No mesmo evento, Trump afirmou que “o Canadá vive graças aos Estados Unidos” e acrescentou: “Lembre-se disso, Mark, da próxima vez que fizer suas declarações”. Ao retornar ao Canadá, Carney respondeu de forma direta. “O Canadá não vive graças aos Estados Unidos. O Canadá prospera porque somos canadenses”, declarou na quinta-feira.
O primeiro-ministro destacou que os dois países construíram uma relação sólida em diversas áreas, mas reforçou a soberania canadense. “Canadá e Estados Unidos construíram uma parceria notável nas áreas econômica, de segurança e de intercâmbio cultural”, afirmou. Em seguida, completou: “Somos donos da nossa casa. Este é o nosso país, é o nosso futuro, e a decisão nos pertence”.
Horas após essas declarações, Trump confirmou oficialmente a retirada do convite e voltou a exaltar a importância do organismo. “Ao Conselho de Líderes mais prestigiosa já reunida”, escreveu o presidente norte-americano nas redes sociais ao justificar a decisão.
Ainda em Davos, Trump afirmou que o Canadá recebe benefícios econômicos dos Estados Unidos. “O Canadá recebe muitos benefícios gratuitos dos Estados Unidos e deveria ser grato”, disse, acrescentando que o discurso de Carney demonstrou que ele “não estava tão agradecido assim”.
Paralelamente, Trump voltou a repetir declarações anteriores sobre uma eventual incorporação do Canadá como o “51º estado” norte-americano e divulgou uma imagem alterada de um mapa dos Estados Unidos que inclui Canadá, Groenlândia, Venezuela e Cuba como parte de seu território.
Carney deixou Davos antes da apresentação formal do Conselho da Paz para liderar esforços relacionados a um cessar-fogo na guerra entre Israel e Hamas. Em discurso durante um retiro ministerial em Quebec, o primeiro-ministro afirmou que a defesa dos valores canadenses é essencial para preservar a soberania nacional.
“Podemos mostrar que outro caminho é possível, que o curso da história não está condenado a se inclinar para o autoritarismo e a exclusão; ele ainda pode se voltar para o progresso e a justiça”, declarou.

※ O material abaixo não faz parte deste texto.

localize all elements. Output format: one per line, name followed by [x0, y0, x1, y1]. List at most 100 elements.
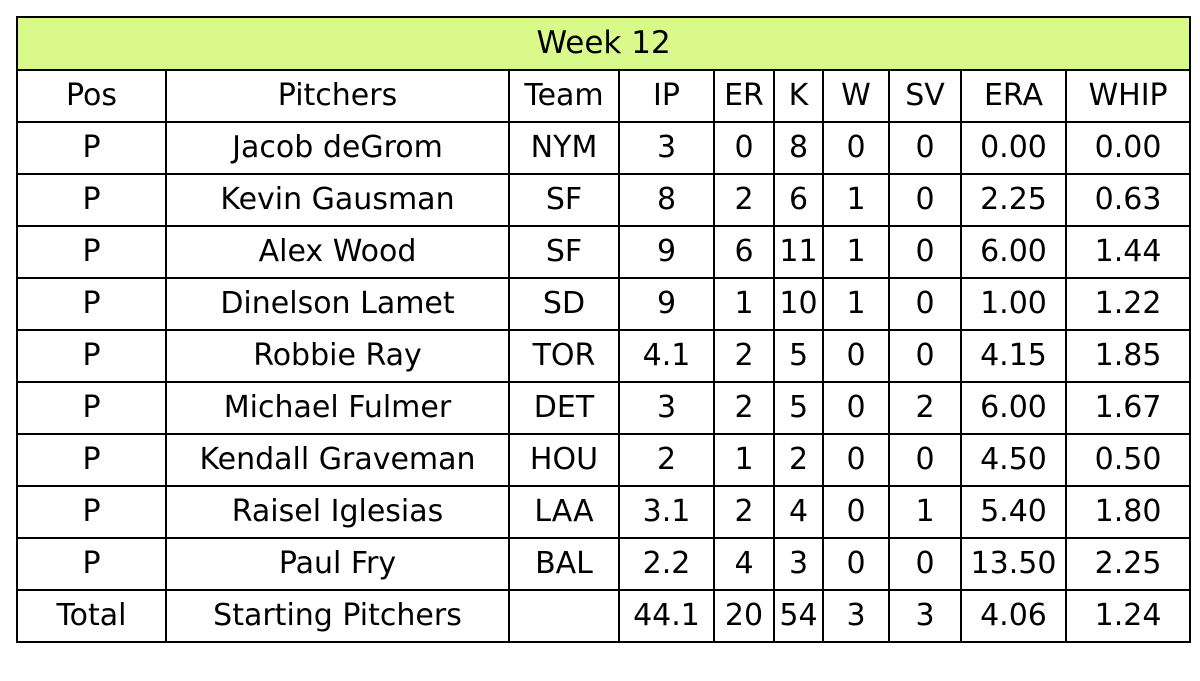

“O Canadá deve ser um farol, um exemplo para um mundo à deriva”, acrescentou, destacando que a diversidade é uma das maiores forças do país. “Há bilhões de pessoas que aspiram ao que construímos: uma sociedade pluralista que funciona”.
Carney também defendeu o modelo democrático canadense. “É o melhor país do mundo para ser uma pessoa comum. Não é preciso nascer rico, ter uma determinada cor ou adorar um deus específico”, afirmou.
De Washington, o secretário de Comércio dos Estados Unidos, Howard Lutnick, criticou as declarações do primeiro-ministro canadense. “Vamos lá, por favor”, disse em entrevista à Bloomberg TV. “Eles têm o segundo melhor acordo do mundo e tudo o que eu faço é ouvir esse sujeito reclamar e protestar”.
O Canadá ficou protegido dos impactos mais severos das tarifas norte-americanas graças ao Acordo Estados Unidos-México-Canadá (USMCA), embora o tratado esteja previsto para passar por uma revisão obrigatória ainda neste ano.